Hybrid optogenetic and electrical stimulation of retinal ganglion cells for artificial vision.

Abstract

Millions of adults worldwide experience severe visual impairment due to photoreceptor loss from retinal diseases such as retinitis pigmentosa and macular degeneration. Retinal prostheses that provide artificial vision by stimulating the surviving retinal ganglion cells (RGCs) have emerged as a promising therapy. However, all clinically approved retinal prostheses that use electrical stimulation face the issue of electrical spread. As such, the quality of restored vision provided by existing devices has been limited. Optogenetic approaches provide greater spatial precision, however, they have poor temporal properties compared to electrical stimulation.

We developed an opto-electrical hybrid approach and surveyed this stimulation strategy in the retina of two animal models: normal-sighted transgenic mice that express ChR2-H134R in a sub-population of RGCs and the degenerated retina of Royal College of Surgeons rats with residual RGCs transduced with ChrimsonR. We conducted whole-cell patch clamp recordings and measured calcium transients with the biosensor GCaMP7s to determine single-cell and population responses to hybrid stimulation, respectively.

Hybrid stimulation reduced both electrical and optogenetic activation thresholds. Optical thresholds could be halved with electrical supplementation and synergistically, the opto-electrical coupling reduced the electrical intensity requirements to elicit action potentials by ∼50 % (p < 0.0001). Additionally, hybrid stimulation evoked significantly higher firing frequencies, by an order of up to 2×, when compared to electrical or optical-only methods (p < 0.0001). These properties of hybrid stimulation were replicated in the diseased retina, where the reduced activation thresholds contributed to significantly reduced spread of activation compared to electrical stimulation alone (p < 0.05), a challenge that persists in devices that utilize extracellular electrical stimulation. Hybrid stimulation improved the spatial resolution of RGC activation when applied at retina-electrode spacing reflective of current epiretinal and suprachoroidal devices.

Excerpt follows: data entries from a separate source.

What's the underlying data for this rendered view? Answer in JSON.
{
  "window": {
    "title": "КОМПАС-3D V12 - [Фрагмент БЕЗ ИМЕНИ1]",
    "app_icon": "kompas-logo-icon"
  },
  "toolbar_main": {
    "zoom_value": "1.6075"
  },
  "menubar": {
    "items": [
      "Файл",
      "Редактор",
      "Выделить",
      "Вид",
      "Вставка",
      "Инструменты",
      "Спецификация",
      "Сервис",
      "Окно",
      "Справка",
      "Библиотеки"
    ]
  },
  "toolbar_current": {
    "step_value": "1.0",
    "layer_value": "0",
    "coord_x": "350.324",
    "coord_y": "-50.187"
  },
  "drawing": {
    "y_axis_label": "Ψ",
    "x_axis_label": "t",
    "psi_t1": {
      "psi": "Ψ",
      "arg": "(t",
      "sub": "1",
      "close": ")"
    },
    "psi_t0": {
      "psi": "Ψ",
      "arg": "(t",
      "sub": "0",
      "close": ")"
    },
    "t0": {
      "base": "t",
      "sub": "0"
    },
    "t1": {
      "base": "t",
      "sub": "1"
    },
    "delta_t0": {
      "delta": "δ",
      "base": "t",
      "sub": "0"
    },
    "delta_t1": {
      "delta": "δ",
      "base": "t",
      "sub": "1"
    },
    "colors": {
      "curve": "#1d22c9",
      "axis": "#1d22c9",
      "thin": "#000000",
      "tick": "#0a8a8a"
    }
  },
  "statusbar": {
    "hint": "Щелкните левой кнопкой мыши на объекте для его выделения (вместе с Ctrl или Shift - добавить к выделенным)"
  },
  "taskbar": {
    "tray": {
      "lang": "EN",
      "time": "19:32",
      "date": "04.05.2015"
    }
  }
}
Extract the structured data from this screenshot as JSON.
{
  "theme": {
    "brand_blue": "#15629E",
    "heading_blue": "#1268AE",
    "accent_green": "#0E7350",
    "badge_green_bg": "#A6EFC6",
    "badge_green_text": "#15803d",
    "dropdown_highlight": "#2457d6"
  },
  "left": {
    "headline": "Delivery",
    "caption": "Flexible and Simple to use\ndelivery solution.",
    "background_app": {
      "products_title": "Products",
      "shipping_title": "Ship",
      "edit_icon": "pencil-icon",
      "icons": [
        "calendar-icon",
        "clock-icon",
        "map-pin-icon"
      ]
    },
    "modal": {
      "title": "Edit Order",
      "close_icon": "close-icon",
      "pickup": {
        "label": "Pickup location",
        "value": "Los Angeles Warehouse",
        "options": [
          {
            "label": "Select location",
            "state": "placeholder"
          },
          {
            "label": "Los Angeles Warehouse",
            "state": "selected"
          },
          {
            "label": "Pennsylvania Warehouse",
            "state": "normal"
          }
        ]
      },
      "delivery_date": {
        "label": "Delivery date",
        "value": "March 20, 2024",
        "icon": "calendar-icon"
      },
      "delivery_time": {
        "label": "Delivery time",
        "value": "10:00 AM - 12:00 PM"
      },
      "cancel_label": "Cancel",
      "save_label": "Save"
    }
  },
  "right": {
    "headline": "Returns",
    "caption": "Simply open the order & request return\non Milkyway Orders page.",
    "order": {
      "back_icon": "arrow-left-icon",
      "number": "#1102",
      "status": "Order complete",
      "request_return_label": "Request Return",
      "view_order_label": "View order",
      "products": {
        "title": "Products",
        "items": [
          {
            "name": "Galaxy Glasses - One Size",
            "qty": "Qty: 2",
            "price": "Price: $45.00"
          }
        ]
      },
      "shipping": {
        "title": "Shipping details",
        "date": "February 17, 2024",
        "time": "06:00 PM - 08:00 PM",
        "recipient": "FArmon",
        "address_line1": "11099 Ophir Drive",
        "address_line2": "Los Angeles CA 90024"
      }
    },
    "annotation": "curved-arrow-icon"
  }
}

Combining the optogenetic and electrical modes of activation enabled significant reductions of each component in the stimulus, leading to more localised stimulation when compared to electrical-only stimulation, while also reducing the optical intensity required for optogenetic activation. Together with improvements in response reliability, hybrid stimulation may not only improve the resolution and refresh rate of future visual prostheses but may also provide greater control in neuromodulation for any bionic device that interfaces with neural tissue.